The most interesting glitch is one I didn't expect. Instead of both pairing with the device, one bud pairs with the device, then the second bud pairs with the first. If there's any lag at all -- because, I don't know, the impedance of my head has suddenly changed? -- the audio gets ever so slightly out of sync. Like, milliseconds. It's not noticeable at all with music, where the stereo field tends to be wide and the background very busy, but it makes audiobooks or podcasts sound odd.
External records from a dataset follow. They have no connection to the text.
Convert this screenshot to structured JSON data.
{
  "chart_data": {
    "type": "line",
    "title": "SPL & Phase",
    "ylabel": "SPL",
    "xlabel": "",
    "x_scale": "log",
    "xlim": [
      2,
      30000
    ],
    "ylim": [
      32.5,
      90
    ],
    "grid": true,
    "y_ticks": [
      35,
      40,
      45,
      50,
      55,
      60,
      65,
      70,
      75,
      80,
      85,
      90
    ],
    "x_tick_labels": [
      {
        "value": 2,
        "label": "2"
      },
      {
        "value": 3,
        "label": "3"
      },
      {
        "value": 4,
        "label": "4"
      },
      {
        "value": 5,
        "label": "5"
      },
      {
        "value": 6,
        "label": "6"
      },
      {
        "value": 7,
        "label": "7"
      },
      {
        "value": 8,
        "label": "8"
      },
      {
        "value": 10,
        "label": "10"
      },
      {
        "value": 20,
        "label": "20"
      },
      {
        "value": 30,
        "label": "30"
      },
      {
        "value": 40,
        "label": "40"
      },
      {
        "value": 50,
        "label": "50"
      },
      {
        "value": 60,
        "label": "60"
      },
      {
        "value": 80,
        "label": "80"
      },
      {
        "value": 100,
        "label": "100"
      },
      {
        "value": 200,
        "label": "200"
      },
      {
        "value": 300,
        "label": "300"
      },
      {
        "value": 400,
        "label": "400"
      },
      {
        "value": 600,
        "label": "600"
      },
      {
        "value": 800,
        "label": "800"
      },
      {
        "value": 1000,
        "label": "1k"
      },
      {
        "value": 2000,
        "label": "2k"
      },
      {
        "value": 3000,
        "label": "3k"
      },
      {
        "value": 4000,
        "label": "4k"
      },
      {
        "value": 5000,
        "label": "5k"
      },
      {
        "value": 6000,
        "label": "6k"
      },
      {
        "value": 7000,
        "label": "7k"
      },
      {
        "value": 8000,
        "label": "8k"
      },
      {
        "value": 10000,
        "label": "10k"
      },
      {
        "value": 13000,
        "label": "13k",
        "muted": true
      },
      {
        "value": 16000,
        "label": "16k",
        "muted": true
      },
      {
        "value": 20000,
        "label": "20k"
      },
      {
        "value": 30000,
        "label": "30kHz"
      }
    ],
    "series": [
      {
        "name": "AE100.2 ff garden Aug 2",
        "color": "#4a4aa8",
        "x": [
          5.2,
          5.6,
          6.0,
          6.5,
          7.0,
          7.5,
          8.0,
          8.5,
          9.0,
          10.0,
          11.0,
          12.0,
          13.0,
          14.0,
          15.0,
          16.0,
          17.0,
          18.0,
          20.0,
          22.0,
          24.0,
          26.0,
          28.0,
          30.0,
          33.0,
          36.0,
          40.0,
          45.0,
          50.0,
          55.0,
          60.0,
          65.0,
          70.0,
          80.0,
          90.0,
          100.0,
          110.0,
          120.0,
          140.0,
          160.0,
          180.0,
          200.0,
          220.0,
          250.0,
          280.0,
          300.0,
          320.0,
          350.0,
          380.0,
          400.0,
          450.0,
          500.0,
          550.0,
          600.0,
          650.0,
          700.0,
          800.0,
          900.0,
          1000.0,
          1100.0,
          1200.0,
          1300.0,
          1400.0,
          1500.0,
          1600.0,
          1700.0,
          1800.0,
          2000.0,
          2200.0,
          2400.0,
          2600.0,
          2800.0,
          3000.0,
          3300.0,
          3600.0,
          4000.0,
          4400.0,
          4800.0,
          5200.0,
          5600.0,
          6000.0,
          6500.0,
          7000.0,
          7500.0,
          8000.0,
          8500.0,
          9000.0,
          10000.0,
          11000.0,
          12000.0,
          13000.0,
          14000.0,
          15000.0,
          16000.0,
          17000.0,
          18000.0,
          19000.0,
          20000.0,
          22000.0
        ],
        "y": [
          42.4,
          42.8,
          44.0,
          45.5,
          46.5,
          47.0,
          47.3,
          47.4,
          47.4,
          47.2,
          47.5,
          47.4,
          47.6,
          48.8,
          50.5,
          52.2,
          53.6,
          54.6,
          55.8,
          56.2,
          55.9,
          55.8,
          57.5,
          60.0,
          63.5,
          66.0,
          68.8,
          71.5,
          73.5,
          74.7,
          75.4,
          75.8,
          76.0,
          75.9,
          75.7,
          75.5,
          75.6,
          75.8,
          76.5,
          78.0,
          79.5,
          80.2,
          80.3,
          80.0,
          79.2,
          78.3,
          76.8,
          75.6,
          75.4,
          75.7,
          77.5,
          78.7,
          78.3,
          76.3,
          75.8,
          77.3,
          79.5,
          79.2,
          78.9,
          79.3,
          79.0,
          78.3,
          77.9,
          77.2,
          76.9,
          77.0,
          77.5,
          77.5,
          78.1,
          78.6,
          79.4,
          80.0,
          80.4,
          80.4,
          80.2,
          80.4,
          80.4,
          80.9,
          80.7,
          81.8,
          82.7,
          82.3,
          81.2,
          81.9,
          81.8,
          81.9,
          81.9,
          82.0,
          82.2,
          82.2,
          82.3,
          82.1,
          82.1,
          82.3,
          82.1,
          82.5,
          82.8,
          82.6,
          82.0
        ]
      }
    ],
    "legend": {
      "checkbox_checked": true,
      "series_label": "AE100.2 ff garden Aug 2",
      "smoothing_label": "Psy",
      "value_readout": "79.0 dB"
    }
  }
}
If it's not specifically done as a radio drama, voice-only things tend to be recorded as if they're mono, from a single mic with no spatial orientation, but mixed down as two identical stereo channels, because everything expects stereo nowadays and it's easier than trying to dig through the menus for that one weird setting. The result is a voice track that seems to originate from a source that's "nowhere"/somewhere the middle of your head. When the buds slip out of sync, the slight temporal shift effectively becomes a slight shift in stereo phase, which suddenly either makes the voice seem to have a physical location, or be coming simultaneously from a source on either side, depending on how long the delay is.

It's interesting on a technical level, but mildly annoying, so I've taken to just sticking one of the buds back into its case if I want to listen to podcasts. Which is what I do most of the time with the ones that hang around my neck anyway, so I can hear the stop announcements on the bus. Ain't technology grand?